How Journaling Helps Improve Academic Skills

Article

Keeping a journal is much more than just recording one’s innermost thoughts. It allows the writer to reflect, set down goals, and imagine ways to achieve them—and it improves certain academic skills along the way.

It’s an Opportunity to Use Different Forms of Media and Technology

One of the cross-curricular competencies in the Québec Education Program is to use different technologies and apply them to benefit learning. Journaling lends itself to many forms of media. Here are just a few your child can try:

  • Audio journaling (e.g., voice recorder, podcast)
  • Presentation programs (e.g., PowerPoint, Google Slides)
  • Video journaling 
  • Scrapbooking
  • Etc.

A journal isn’t meant to be shared; keeping one is an activity your child should do for themself. To protect their privacy, make sure they understand the risks that come with sharing personal information online, and check that the privacy settings on the devices they use have been enabled.
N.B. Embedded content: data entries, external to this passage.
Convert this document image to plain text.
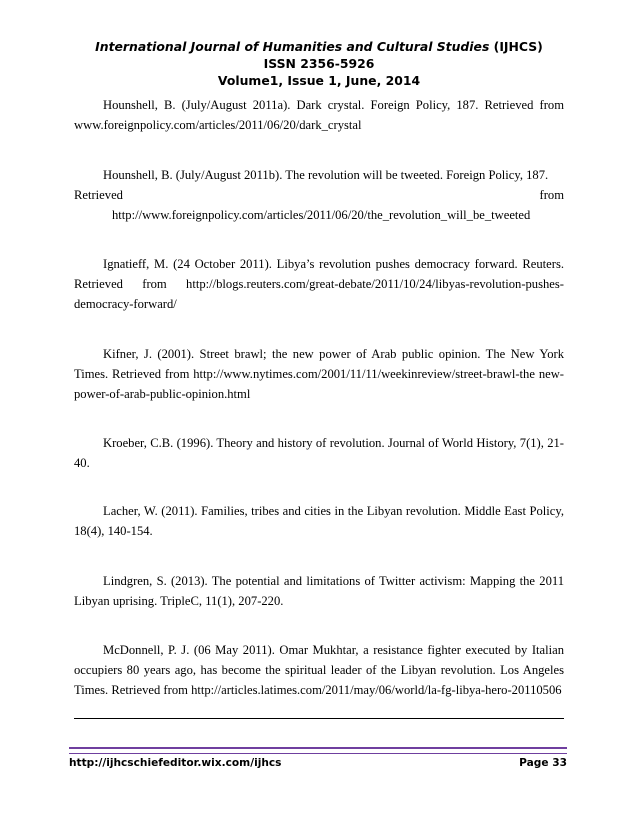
International Journal of Humanities and Cultural Studies (IJHCS)
ISSN 2356-5926
Volume1, Issue 1, June, 2014

Hounshell, B. (July/August 2011a). Dark crystal. Foreign Policy, 187. Retrieved from www.foreignpolicy.com/articles/2011/06/20/dark_crystal

Hounshell, B. (July/August 2011b). The revolution will be tweeted. Foreign Policy, 187.

Retrieved	from
http://www.foreignpolicy.com/articles/2011/06/20/the_revolution_will_be_tweeted

Ignatieff, M. (24 October 2011). Libya’s revolution pushes democracy forward. Reuters. Retrieved from http://blogs.reuters.com/great-debate/2011/10/24/libyas-revolution-pushes-democracy-forward/

Kifner, J. (2001). Street brawl; the new power of Arab public opinion. The New York Times. Retrieved from http://www.nytimes.com/2001/11/11/weekinreview/street-brawl-the new-power-of-arab-public-opinion.html

Kroeber, C.B. (1996). Theory and history of revolution. Journal of World History, 7(1), 21-40.

Lacher, W. (2011). Families, tribes and cities in the Libyan revolution. Middle East Policy, 18(4), 140-154.

Lindgren, S. (2013). The potential and limitations of Twitter activism: Mapping the 2011 Libyan uprising. TripleC, 11(1), 207-220.

McDonnell, P. J. (06 May 2011). Omar Mukhtar, a resistance fighter executed by Italian occupiers 80 years ago, has become the spiritual leader of the Libyan revolution. Los Angeles Times. Retrieved from http://articles.latimes.com/2011/may/06/world/la-fg-libya-hero-20110506

http://ijhcschiefeditor.wix.com/ijhcs	Page 33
It Gets the Creative Juices Flowing

Imagination is often a springboard to success. It fuels dreams, but it’s also an important skill for solving everyday problems, big or small. Activities such as journaling give children the opportunity to develop this skill. For example, kids who keep a journal can give themselves different challenges:

  • Draw a caricature of a memorable moment from the previous week
  • Write a poem about my daily routine
  • Draw my emotions
  • Etc.

It Helps with Problem-Solving

Life at school is punctuated with existential questions and conflicts with peers (e.g., “Who should I invite to my party?” “Should I let my friend borrow my sweater?”). To help your child develop their argumentative and critical thinking skills and learn to resolve minor personal conflicts, you can suggest they use their journal to record the following:

  • The potential consequences of their choices
  • The pros and cons of a particular decision
  • Their reasoning and thought process
  • Etc.

It Fosters Potential

If your child is already a budding poet, artist, journalist, or playwright, keeping a journal can help foster their potential. Conversely, if your youngster thinks they have no talent for writing, journaling could spark a new passion. At the very least, it will help them improve certain skills:

  • Spelling
  • Syntax
  • Handwriting
  • The art of summation
  • Etc.

It Allows for Exploring Different Forms of Writing

Writing is a valuable learning exercise, even when it’s just for fun. Whether your child is writing narrative or descriptive texts, songs or poems, journaling will allow them to do the following: 

  • Improve their ability to organize their ideas
  • Practise using a broad vocabulary
  • Perfect their written grammar
  • Experiment with page layout
  • Etc.

Journaling will also help your child learn to find the right words to describe their thoughts and feelings. That’s an incredible advantage in life.